Her bitterness was like a hot flood inside her, scorching its way through her veins. ‘You bastard,’ she threw at him. ‘You’re rich beyond belief and you won’t give me the only thing I want.’
‘Why do you want it?’ he asked. ‘You’re moving to London within days. What use would you have for a thirty-room villa?’
‘I want to develop it,’ she said with a combative toss of her head. ‘It would make a fabulous hotel and health spa. It would provide a supplementary income to my teaching. It would be an investment, a great investment in fact.’
His eyes flashed like lightning. ‘Are you deliberately goading me?’ he asked. ‘Dio, Maya, I’ve already warned you not to push me too far.’
‘Why?’ she tossed back at him. ‘Are you worried you might show some human feelings for once? Some anger, some passion, or maybe even some vulnerability for a change?’
The air pulsed with a current of energy that made the skin on the back of Maya’s neck start to tingle. His eyes were so black she could not tell where his pupils ended and his irises began. He had stopped clenching his hands as soon as he saw her eyes flick to them but she could sense the tension in him all the same. His face was carved from stone, his lips flat and tight. She wondered if he was going to close the distance between their bodies and take her in his arms the way he had done the night of his brother’s wedding. They had argued just like this and then suddenly, instead of shouting at each other, they were locked in a passionate embrace. Her body quivered at the memory and when she met Giorgio’s eyes she could almost swear he was recalling exactly the same shamelessly erotic moment when his mouth had crashed down on hers.
‘Is that what you want, Maya?’ he asked in a low and deep and silky tone as his hand snaked out and captured one of hers. ‘You want me to lose control and take you just like the last time?’
Maya’s body flared with heat, her wrist burning like a ring of fire where his fingers curled around it like a handcuff. ‘You wouldn’t dare,’ she bit out.
He pulled her up against him, his body hot and hard and unmistakably male against her soft femininity. ‘I dared before,’ he reminded her. ‘And you enjoyed every second of it.’
Shame flooded her cheeks but she put up her chin haughtily all the same. ‘I’d had too much champagne to drink.’
His mouth turned up derisively. ‘Is that the only way you can absolve yourself for sleeping with me again?’ he asked. ‘Come on, Maya, you were begging for it even before you had your first sip of champagne. I saw it in your eyes the moment you stepped into the church and looked at me.’
Maya remembered the moment all too well. That first glimpse of him standing there beside his brother after not seeing him for months had knocked her sideways. She had pointedly avoided him as much as possible prior to the wedding. The arrangement over Gonzo being picked up and dropped off by a neutral party had been at her insistence because she didn’t trust herself in his company. Going into the church that day and seeing Giorgio, she had felt as if she were seeing him for the first time. All the bitterness and ill feeling had somehow vaporised, all she could see was a tall, commanding and handsome man with impossibly dark brown eyes which at that moment had been centred right on her. The message in his eyes had been as scorching as his touch was right now. ‘Your imagination is getting as big as your ego,’ she said. ‘You think any woman who looks at you wants you.’
She pulled out of his hold and stepped away from him, tossing over her shoulder, ‘You should probably take Gonzo with you now. His lead is hanging on the hall stand.’

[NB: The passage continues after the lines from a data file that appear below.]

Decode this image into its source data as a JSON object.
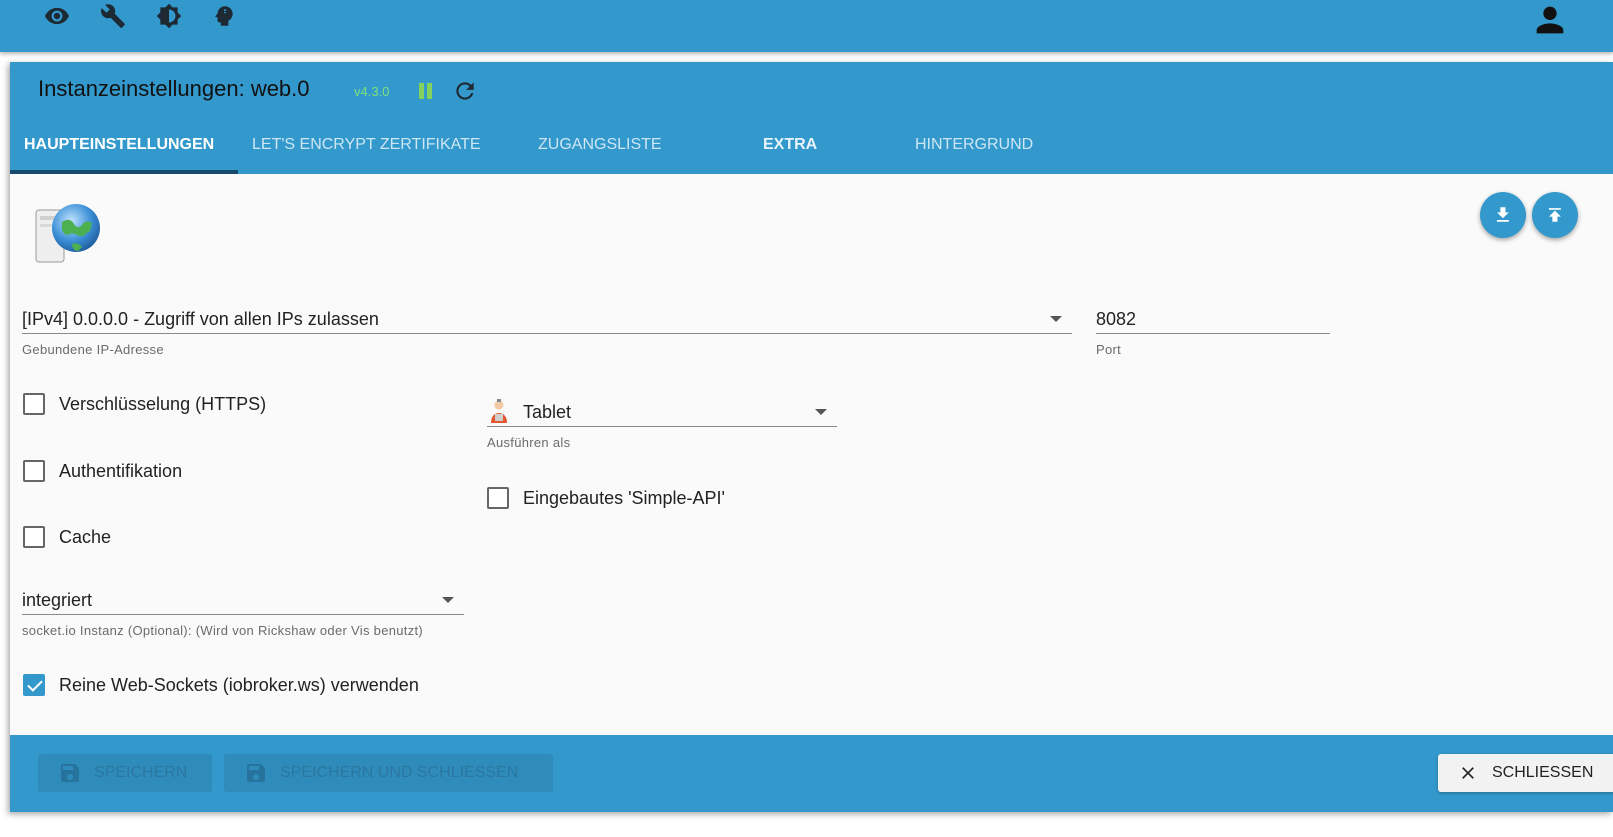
{
  "topbar": {
    "icons": [
      "eye-icon",
      "wrench-icon",
      "brightness-icon",
      "expert-mode-icon"
    ],
    "user_icon": "account-icon"
  },
  "dialog": {
    "title": "Instanzeinstellungen: web.0",
    "version": "v4.3.0",
    "tabs": [
      {
        "label": "HAUPTEINSTELLUNGEN",
        "active": true
      },
      {
        "label": "LET'S ENCRYPT ZERTIFIKATE",
        "active": false
      },
      {
        "label": "ZUGANGSLISTE",
        "active": false
      },
      {
        "label": "EXTRA",
        "active": false
      },
      {
        "label": "HINTERGRUND",
        "active": false
      }
    ]
  },
  "form": {
    "bind_ip": {
      "value": "[IPv4] 0.0.0.0 - Zugriff von allen IPs zulassen",
      "helper": "Gebundene IP-Adresse"
    },
    "port": {
      "value": "8082",
      "helper": "Port"
    },
    "https": {
      "label": "Verschlüsselung (HTTPS)",
      "checked": false
    },
    "auth": {
      "label": "Authentifikation",
      "checked": false
    },
    "cache": {
      "label": "Cache",
      "checked": false
    },
    "run_as": {
      "value": "Tablet",
      "helper": "Ausführen als"
    },
    "simple_api": {
      "label": "Eingebautes 'Simple-API'",
      "checked": false
    },
    "socketio": {
      "value": "integriert",
      "helper": "socket.io Instanz (Optional): (Wird von Rickshaw oder Vis benutzt)"
    },
    "pure_ws": {
      "label": "Reine Web-Sockets (iobroker.ws) verwenden",
      "checked": true
    }
  },
  "footer": {
    "save_label": "SPEICHERN",
    "save_close_label": "SPEICHERN UND SCHLIESSEN",
    "close_label": "SCHLIESSEN"
  },
  "colors": {
    "primary": "#3399cc",
    "version": "#7ee07e",
    "pause": "#84d15b"
  }
}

‘I am not going anywhere, Maya,’ Giorgio said through gritted teeth.
Maya turned, trying to ignore the flutter of unease that passed through her belly at the dark glittering heat of his gaze as it meshed with hers. ‘Giorgio…’ She ran her tongue over her lips to moisten their sudden dryness. ‘We’ve said all that needs to be said. The rest is in the hands of our lawyers.’
There was another beat or two of heavily charged silence.